Мы стояли так, обнявшись, в нашей маленькой кухне, где прошла большая часть нашей жизни. Два немолодых человека, прошедших долгий путь, потерявших и вновь нашедших друг друга. И впереди был ещё один путь — неизвестный, непроторенный, но наш.
— С чего начнём? — спросил он, когда мы наконец отстранились друг от друга.
— С малого, — ответила я. — С самого простого. С сегодняшнего дня.
И мы начали. День за днём, шаг за шагом. Заново узнавая друг друга, заново учась быть вместе. Иногда было трудно — старые обиды всплывали, как подводные камни, о которые мы спотыкались. Иногда накатывал страх, что всё повторится. Но мы держались друг за друга и шли вперёд.
И постепенно я начала понимать: прощение — это не разовый акт, а процесс. Длинный, болезненный, но освобождающий. Я прощала его по кусочкам, день за днём. И с каждым днём становилось легче дышать.

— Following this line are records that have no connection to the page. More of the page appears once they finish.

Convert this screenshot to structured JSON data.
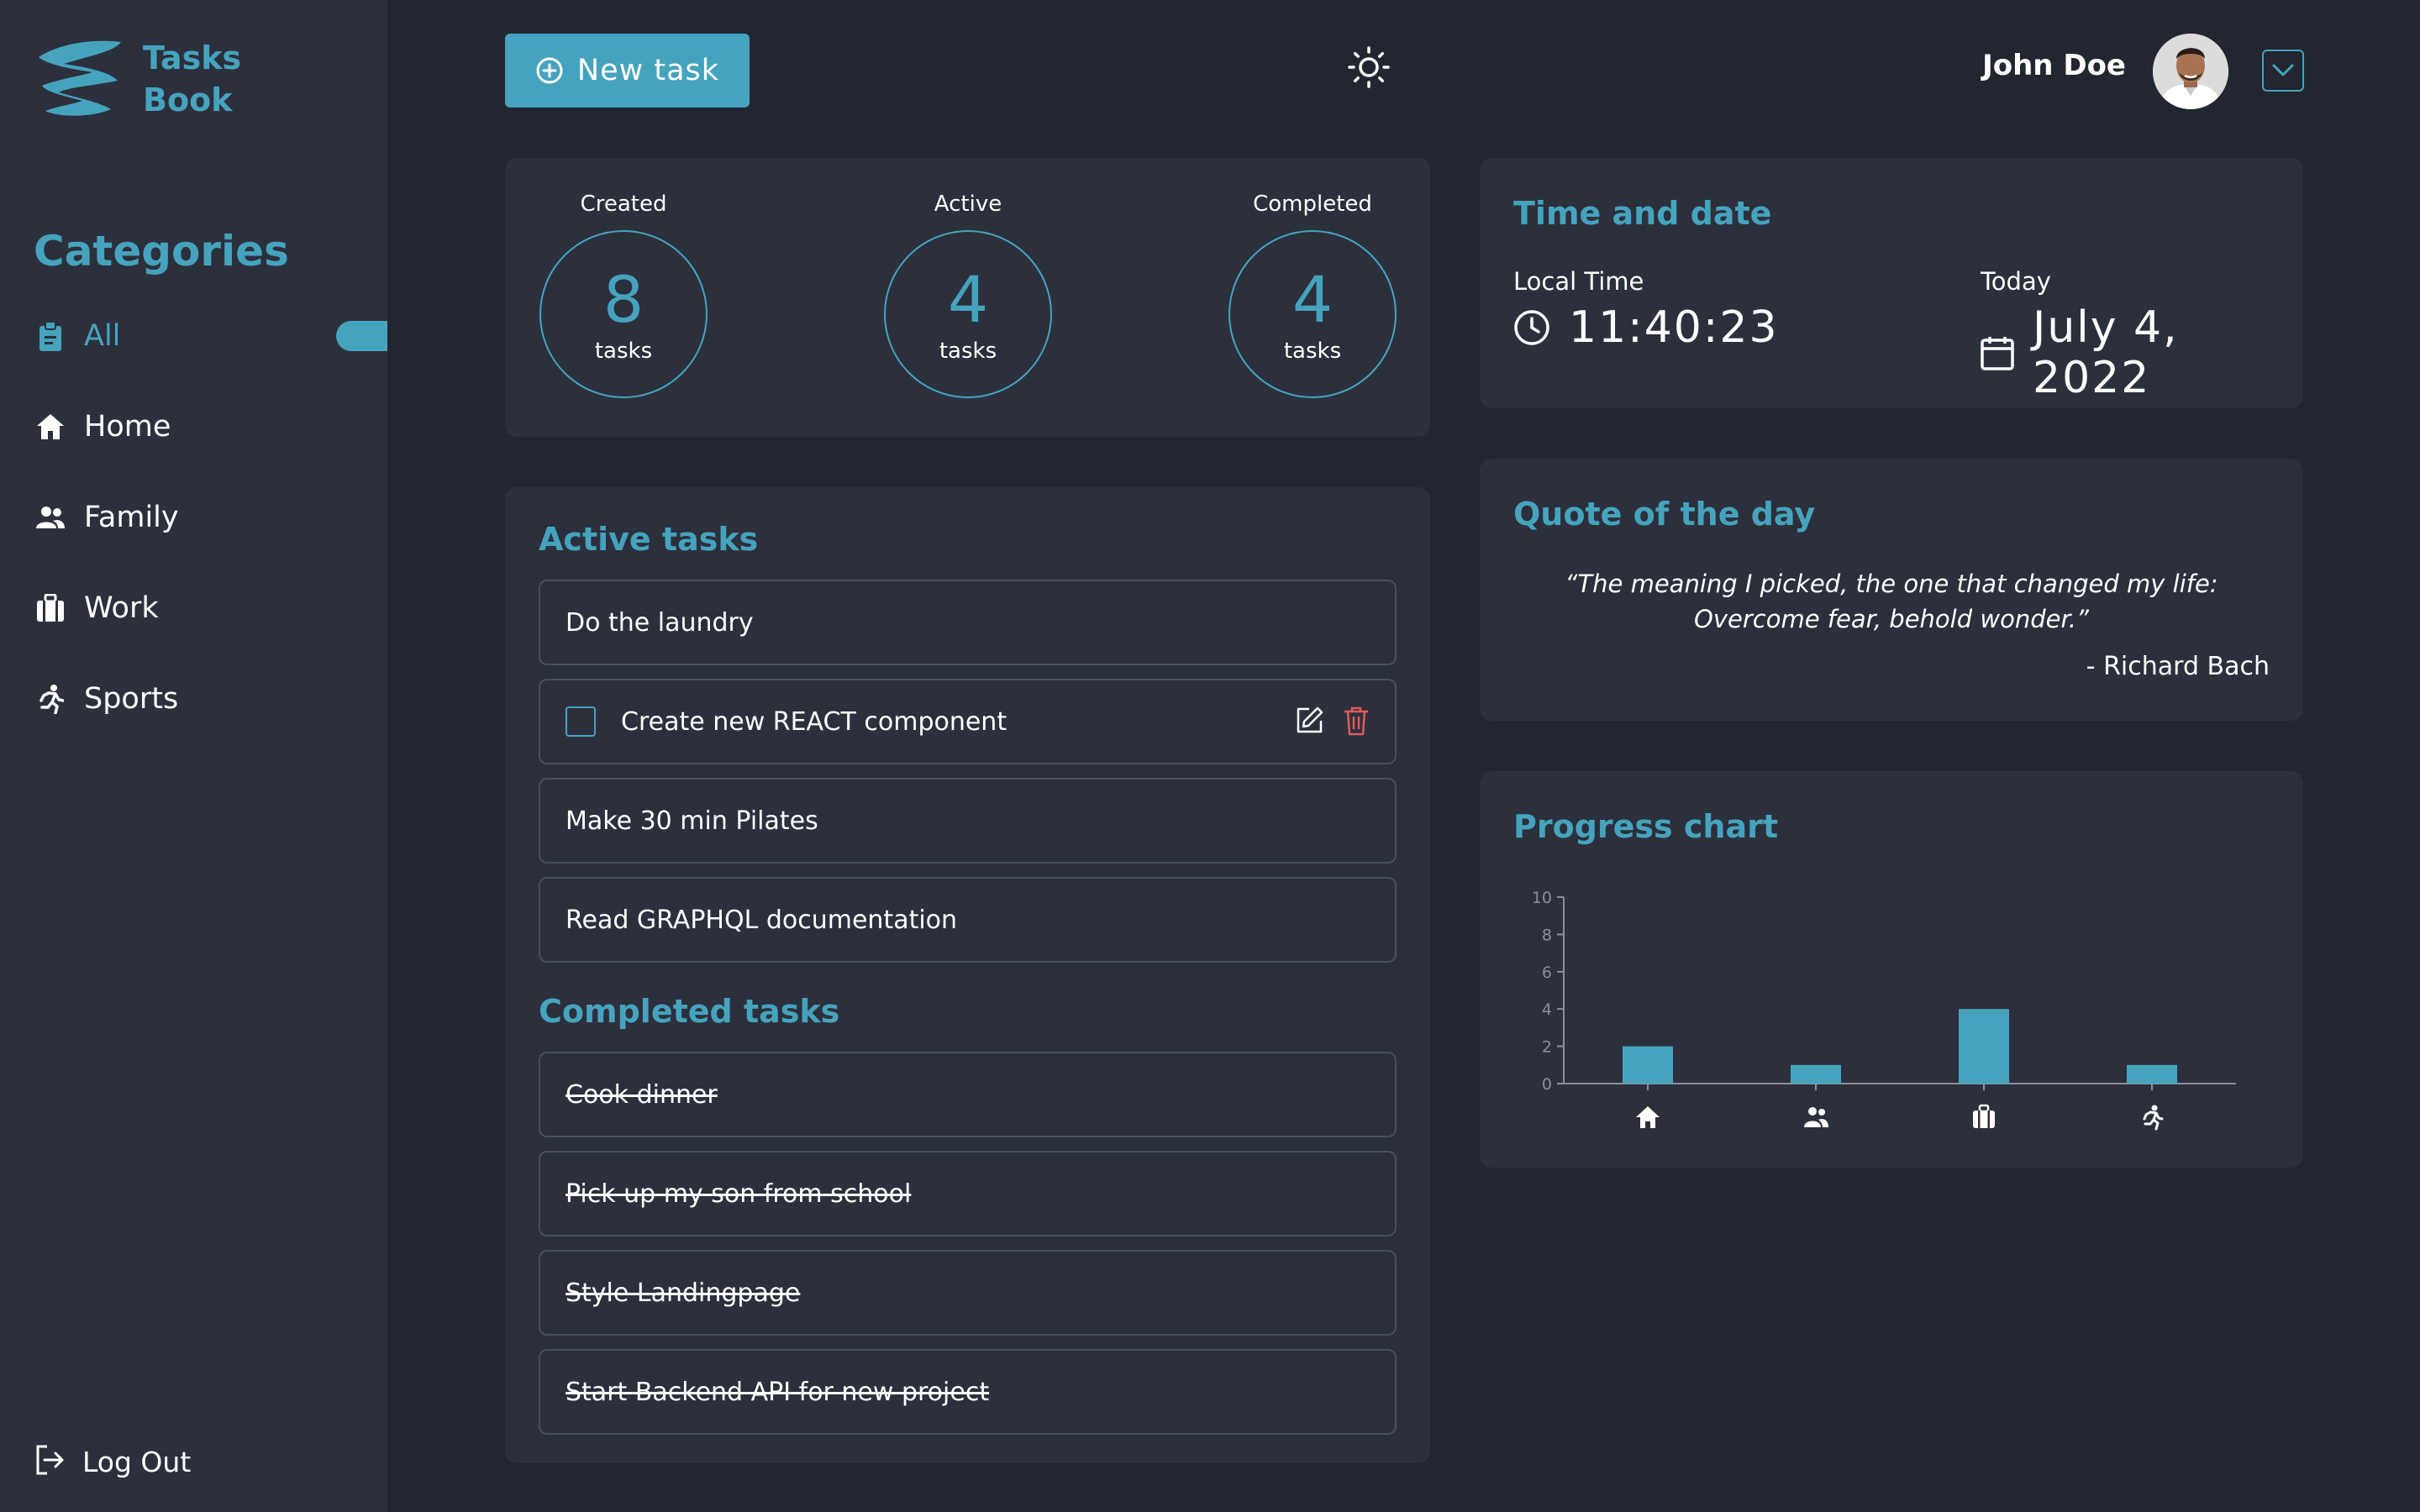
{
  "app": {
    "logo_line1": "Tasks",
    "logo_line2": "Book"
  },
  "sidebar": {
    "title": "Categories",
    "items": [
      {
        "label": "All",
        "icon": "clipboard-icon",
        "active": true
      },
      {
        "label": "Home",
        "icon": "home-icon",
        "active": false
      },
      {
        "label": "Family",
        "icon": "family-icon",
        "active": false
      },
      {
        "label": "Work",
        "icon": "briefcase-icon",
        "active": false
      },
      {
        "label": "Sports",
        "icon": "running-icon",
        "active": false
      }
    ],
    "logout_label": "Log Out"
  },
  "header": {
    "new_task_label": "New task",
    "user_name": "John Doe"
  },
  "stats": [
    {
      "label": "Created",
      "value": "8",
      "unit": "tasks"
    },
    {
      "label": "Active",
      "value": "4",
      "unit": "tasks"
    },
    {
      "label": "Completed",
      "value": "4",
      "unit": "tasks"
    }
  ],
  "active_tasks": {
    "title": "Active tasks",
    "items": [
      "Do the laundry",
      "Create new REACT component",
      "Make 30 min Pilates",
      "Read GRAPHQL documentation"
    ]
  },
  "completed_tasks": {
    "title": "Completed tasks",
    "items": [
      "Cook dinner",
      "Pick up my son from school",
      "Style Landingpage",
      "Start Backend API for new project"
    ]
  },
  "time_date": {
    "title": "Time and date",
    "local_time_label": "Local Time",
    "local_time": "11:40:23",
    "today_label": "Today",
    "today": "July 4, 2022"
  },
  "quote": {
    "title": "Quote of the day",
    "text": "“The meaning I picked, the one that changed my life: Overcome fear, behold wonder.”",
    "author": "- Richard Bach"
  },
  "progress": {
    "title": "Progress chart"
  },
  "colors": {
    "accent": "#46a3bd",
    "background": "#222631",
    "card": "#2c303d",
    "danger": "#e05a5a"
  },
  "chart_data": {
    "type": "bar",
    "categories": [
      "home-icon",
      "family-icon",
      "briefcase-icon",
      "running-icon"
    ],
    "values": [
      2,
      1,
      4,
      1
    ],
    "ylim": [
      0,
      10
    ],
    "yticks": [
      0,
      2,
      4,
      6,
      8,
      10
    ],
    "grid": false
  }
}
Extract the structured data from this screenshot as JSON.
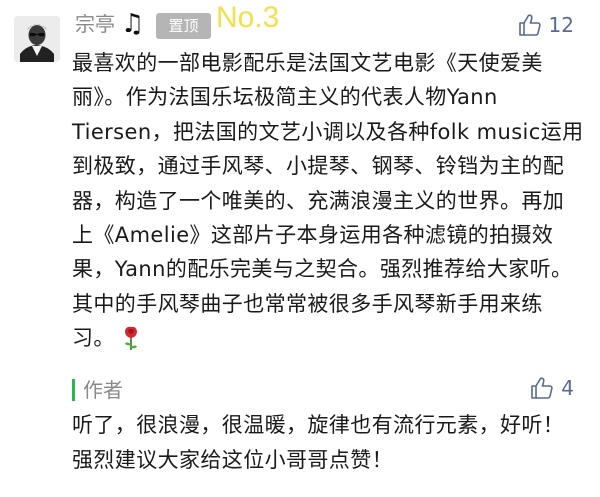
{
  "comment": {
    "author": "宗亭",
    "author_emoji_icon": "music-note-icon",
    "author_emoji": "♫",
    "pin_label": "置顶",
    "rank_label": "No.3",
    "likes": "12",
    "text": "最喜欢的一部电影配乐是法国文艺电影《天使爱美丽》。作为法国乐坛极简主义的代表人物Yann Tiersen，把法国的文艺小调以及各种folk music运用到极致，通过手风琴、小提琴、钢琴、铃铛为主的配器，构造了一个唯美的、充满浪漫主义的世界。再加上《Amelie》这部片子本身运用各种滤镜的拍摄效果，Yann的配乐完美与之契合。强烈推荐给大家听。其中的手风琴曲子也常常被很多手风琴新手用来练习。",
    "trailing_icon": "rose-icon"
  },
  "reply": {
    "label": "作者",
    "likes": "4",
    "text": "听了，很浪漫，很温暖，旋律也有流行元素，好听！强烈建议大家给这位小哥哥点赞！"
  },
  "colors": {
    "accent_link": "#576b95",
    "author_gray": "#8a8a8a",
    "pin_badge_bg": "#b5b5b5",
    "rank_yellow": "#f4e04d",
    "reply_bar_green": "#2eb34f"
  }
}
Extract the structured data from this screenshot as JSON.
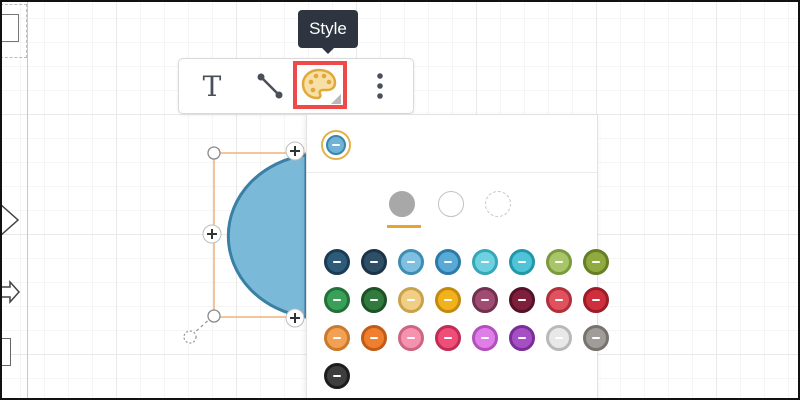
{
  "toolbar": {
    "text_tool_glyph": "T",
    "line_tool_icon": "connector-line-icon",
    "style_tool_icon": "palette-icon",
    "more_tool_icon": "vertical-ellipsis-icon",
    "highlight_color": "#ef4a4a"
  },
  "tooltip": {
    "label": "Style"
  },
  "shape": {
    "fill_color": "#7ab9d8",
    "stroke_color": "#3a7fa6",
    "selection_color": "#f0b27a",
    "handle_icon": "plus-handle-icon"
  },
  "style_panel": {
    "current_color": "#6fb3d6",
    "fill_options": [
      "solid-fill-icon",
      "no-fill-icon",
      "dashed-fill-icon"
    ],
    "selected_fill_indicator_color": "#e8a431",
    "swatches": [
      {
        "fill": "#2f5b7a",
        "stroke": "#1b3c54"
      },
      {
        "fill": "#2e4f66",
        "stroke": "#1c3447"
      },
      {
        "fill": "#7fbfe0",
        "stroke": "#3f8cb5"
      },
      {
        "fill": "#58a9d6",
        "stroke": "#2c7aa8"
      },
      {
        "fill": "#6fd0e0",
        "stroke": "#36a7b8"
      },
      {
        "fill": "#4fc4d8",
        "stroke": "#2496aa"
      },
      {
        "fill": "#a9c56a",
        "stroke": "#7b9a3e"
      },
      {
        "fill": "#8faa3f",
        "stroke": "#677e25"
      },
      {
        "fill": "#3aa058",
        "stroke": "#23713a"
      },
      {
        "fill": "#2f7a3c",
        "stroke": "#1d5126"
      },
      {
        "fill": "#f0cf84",
        "stroke": "#c9a24d"
      },
      {
        "fill": "#f2b21d",
        "stroke": "#c38a0d"
      },
      {
        "fill": "#a04b72",
        "stroke": "#72304f"
      },
      {
        "fill": "#7e1f3c",
        "stroke": "#541228"
      },
      {
        "fill": "#e0525e",
        "stroke": "#b12f3b"
      },
      {
        "fill": "#cf2f3c",
        "stroke": "#9a1c27"
      },
      {
        "fill": "#f2a154",
        "stroke": "#c97a2c"
      },
      {
        "fill": "#ef7f2e",
        "stroke": "#c05c17"
      },
      {
        "fill": "#f592ad",
        "stroke": "#cd6583"
      },
      {
        "fill": "#ee4e78",
        "stroke": "#c22b54"
      },
      {
        "fill": "#e07ee8",
        "stroke": "#b24fbc"
      },
      {
        "fill": "#a64fc4",
        "stroke": "#7a2e97"
      },
      {
        "fill": "#e8e8e8",
        "stroke": "#b9b9b9"
      },
      {
        "fill": "#a09c98",
        "stroke": "#76726e"
      },
      {
        "fill": "#3e3e3e",
        "stroke": "#1d1d1d"
      }
    ]
  }
}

А он? Он каждый день доказывал, что достоин этого прощения. Не словами, а делами. Заботой, вниманием, терпением. Он никогда больше не давал мне повода усомниться в его любви и верности.
И однажды, проснувшись рядом с ним ранним утром, я вдруг поняла: я счастлива. Не тем ярким, пронзительным счастьем молодости, а тихим, глубоким счастьем зрелости. Счастьем знать, что рядом человек, который видел тебя в лучшие и худшие моменты жизни и всё равно выбирает тебя. Каждый день. Снова и снова.
Я повернулась к нему, спящему, и осторожно коснулась его щеки. Он открыл глаза и улыбнулся — той особенной улыбкой, которая предназначалась только мне.
— Доброе утро, Лидуш, — сказал он сонно. — Что у нас сегодня на завтрак?
И в этом простом, обыденном вопросе было больше любви, чем во всех стихах мира.